AZÂİM

العزائم

Cinleri ve şeytanları itaat altına almayı öğrettiği ileri sürülen bir ilim.

Azâim Arapça azîmet kelimesinin çoğuludur. Kişinin kalbini bir şeye bağlayarak bütün mânevî ve ruhî gücüyle ona yönelmesine azîmet denir. Azâim ilmini bilenler bu yolla bazı cinlere ve şeytanlara tesir ederek onları itaatları altına aldıklarına, kendi hizmetlerine soktuklarına ve bunlar sayesinde birtakım hastalıkları tedavi ettiklerine inanırlar.

Taşköprizâde ve Kâtip Çelebi başta olmak üzere Osmanlı âlimleri, hatta İslâm


âlimlerinin çoğu böyle bir tesir meydana getirerek sonuç almanın aklen ve şer‘an câiz olduğu görüşündedir. Taşköprizâde, azâimle savunulan bir kalenin yine azâimle tesirsiz hale getirilerek Sultan Mahmûd-ı Gaznevî tarafından fethedildiğini anlatır.

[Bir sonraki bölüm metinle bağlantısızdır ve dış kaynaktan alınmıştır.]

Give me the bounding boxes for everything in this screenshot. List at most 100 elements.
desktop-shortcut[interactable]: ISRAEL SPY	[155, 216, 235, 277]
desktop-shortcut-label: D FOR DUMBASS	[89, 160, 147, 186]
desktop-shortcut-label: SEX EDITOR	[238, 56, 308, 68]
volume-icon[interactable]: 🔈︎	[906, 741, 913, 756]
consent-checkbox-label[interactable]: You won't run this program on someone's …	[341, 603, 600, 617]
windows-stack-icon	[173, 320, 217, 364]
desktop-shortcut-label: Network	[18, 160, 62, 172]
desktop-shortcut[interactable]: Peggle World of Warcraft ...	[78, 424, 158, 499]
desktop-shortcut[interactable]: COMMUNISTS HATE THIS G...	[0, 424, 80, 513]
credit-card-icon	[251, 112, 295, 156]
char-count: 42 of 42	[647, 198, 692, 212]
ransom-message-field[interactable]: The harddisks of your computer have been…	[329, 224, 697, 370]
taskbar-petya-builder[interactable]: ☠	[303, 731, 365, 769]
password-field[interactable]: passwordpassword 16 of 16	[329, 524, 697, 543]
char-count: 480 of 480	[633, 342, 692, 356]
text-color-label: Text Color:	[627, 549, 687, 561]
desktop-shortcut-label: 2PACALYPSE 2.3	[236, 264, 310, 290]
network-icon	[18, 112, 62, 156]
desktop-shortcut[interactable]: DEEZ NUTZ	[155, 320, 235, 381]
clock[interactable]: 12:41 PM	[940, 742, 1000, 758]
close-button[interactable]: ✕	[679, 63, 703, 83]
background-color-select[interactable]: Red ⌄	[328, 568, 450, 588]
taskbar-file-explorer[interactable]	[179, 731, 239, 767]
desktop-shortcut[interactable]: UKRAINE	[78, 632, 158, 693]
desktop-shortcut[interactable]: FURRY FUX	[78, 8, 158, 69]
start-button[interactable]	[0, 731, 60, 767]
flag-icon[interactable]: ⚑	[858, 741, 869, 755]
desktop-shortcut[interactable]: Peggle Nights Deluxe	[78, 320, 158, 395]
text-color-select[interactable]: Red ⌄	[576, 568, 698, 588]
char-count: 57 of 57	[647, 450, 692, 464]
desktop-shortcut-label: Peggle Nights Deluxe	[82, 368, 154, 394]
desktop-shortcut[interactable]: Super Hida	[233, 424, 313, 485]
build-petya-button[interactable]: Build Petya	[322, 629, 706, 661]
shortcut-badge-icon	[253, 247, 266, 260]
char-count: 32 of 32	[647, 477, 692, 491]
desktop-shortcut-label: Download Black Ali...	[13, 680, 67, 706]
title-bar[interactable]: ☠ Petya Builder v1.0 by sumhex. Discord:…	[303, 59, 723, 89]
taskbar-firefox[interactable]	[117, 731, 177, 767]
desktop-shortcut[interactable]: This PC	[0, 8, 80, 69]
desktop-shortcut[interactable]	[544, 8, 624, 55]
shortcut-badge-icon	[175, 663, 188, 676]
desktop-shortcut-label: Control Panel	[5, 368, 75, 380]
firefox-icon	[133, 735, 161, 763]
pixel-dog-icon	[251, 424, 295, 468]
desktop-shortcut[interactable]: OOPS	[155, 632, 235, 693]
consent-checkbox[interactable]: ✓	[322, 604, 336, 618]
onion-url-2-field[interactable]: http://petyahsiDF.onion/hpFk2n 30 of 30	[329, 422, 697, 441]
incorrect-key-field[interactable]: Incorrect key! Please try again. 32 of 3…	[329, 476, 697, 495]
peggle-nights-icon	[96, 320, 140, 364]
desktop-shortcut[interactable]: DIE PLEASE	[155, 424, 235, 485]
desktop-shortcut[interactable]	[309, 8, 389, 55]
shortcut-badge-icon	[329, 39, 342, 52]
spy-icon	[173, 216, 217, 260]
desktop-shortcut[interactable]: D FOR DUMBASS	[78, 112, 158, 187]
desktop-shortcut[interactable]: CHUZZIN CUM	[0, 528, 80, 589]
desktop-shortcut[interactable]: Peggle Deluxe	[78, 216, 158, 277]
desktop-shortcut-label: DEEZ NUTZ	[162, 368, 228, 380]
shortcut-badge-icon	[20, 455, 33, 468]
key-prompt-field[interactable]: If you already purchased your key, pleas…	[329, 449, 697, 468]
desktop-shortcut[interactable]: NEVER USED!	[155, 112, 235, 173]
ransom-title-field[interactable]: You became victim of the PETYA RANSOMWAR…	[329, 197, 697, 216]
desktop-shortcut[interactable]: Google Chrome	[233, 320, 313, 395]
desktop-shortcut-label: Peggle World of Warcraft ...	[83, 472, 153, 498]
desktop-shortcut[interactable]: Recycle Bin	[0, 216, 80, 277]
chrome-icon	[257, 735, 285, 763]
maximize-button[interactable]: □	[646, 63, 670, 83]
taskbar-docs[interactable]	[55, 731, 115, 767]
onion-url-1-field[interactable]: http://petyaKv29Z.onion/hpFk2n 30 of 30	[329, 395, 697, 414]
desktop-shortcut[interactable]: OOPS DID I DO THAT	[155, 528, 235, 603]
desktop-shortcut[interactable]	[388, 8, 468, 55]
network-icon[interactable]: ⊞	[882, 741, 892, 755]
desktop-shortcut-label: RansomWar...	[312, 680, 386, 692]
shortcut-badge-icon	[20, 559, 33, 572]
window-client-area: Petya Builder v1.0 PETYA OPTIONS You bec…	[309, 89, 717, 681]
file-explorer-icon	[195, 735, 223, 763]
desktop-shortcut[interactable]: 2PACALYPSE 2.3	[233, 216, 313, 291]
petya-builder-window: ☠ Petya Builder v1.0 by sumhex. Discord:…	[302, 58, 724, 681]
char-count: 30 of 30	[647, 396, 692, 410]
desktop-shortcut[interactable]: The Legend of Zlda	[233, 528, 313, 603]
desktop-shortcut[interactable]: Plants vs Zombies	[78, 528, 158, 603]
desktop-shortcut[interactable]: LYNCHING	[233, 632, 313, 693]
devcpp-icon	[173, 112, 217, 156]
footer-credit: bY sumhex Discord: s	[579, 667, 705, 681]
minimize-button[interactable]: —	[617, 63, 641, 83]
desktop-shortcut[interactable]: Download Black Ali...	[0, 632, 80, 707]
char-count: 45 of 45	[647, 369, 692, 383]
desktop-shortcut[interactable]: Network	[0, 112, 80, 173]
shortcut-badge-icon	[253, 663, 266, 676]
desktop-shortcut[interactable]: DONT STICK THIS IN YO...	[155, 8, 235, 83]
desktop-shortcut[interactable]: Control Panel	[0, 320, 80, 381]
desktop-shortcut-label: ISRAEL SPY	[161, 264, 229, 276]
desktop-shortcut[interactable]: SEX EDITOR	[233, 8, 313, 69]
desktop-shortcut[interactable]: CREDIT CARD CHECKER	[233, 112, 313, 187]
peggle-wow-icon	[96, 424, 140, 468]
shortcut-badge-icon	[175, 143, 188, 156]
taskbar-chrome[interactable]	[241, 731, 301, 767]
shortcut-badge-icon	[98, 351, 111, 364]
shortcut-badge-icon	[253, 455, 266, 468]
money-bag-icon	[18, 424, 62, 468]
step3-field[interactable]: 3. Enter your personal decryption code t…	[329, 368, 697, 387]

Yapılan duanın kabul edilmesi halinde Allah’ın iradesi kulun isteğini nasıl yerine getiriyorsa azâimde de Allah’ın, himmet sahibinin dileğini yerine getirdiğine inanılır. Kâtip Çelebi, himmet sahibinin azâim yoluyla isteğini gerçekleştirmesinin niteliği konusunda çeşitli görüşler ileri sürer. Ona göre azâimin biri mubah, diğeri haram olmak üzere iki şekli vardır. Hakkında hadis bulunan ve şifa hassasına sahip olan âyetler ve esmâ-i hüsnâ ile yapılan azâim câiz, sihir, büyü ve tılsım şeklinde yapılan azâim ise haramdır (bk. CİN).

BİBLİYOGRAFYA:

Taşköprizâde, Mevzûâtü’l-ulûm, I, 398; a.mlf., Miftâhu’s-saâde, I, 366-367; Keşfü’z-zunûn, II, 1137; Âlûsî, Rûhu’l-meânî, XXIII, 202.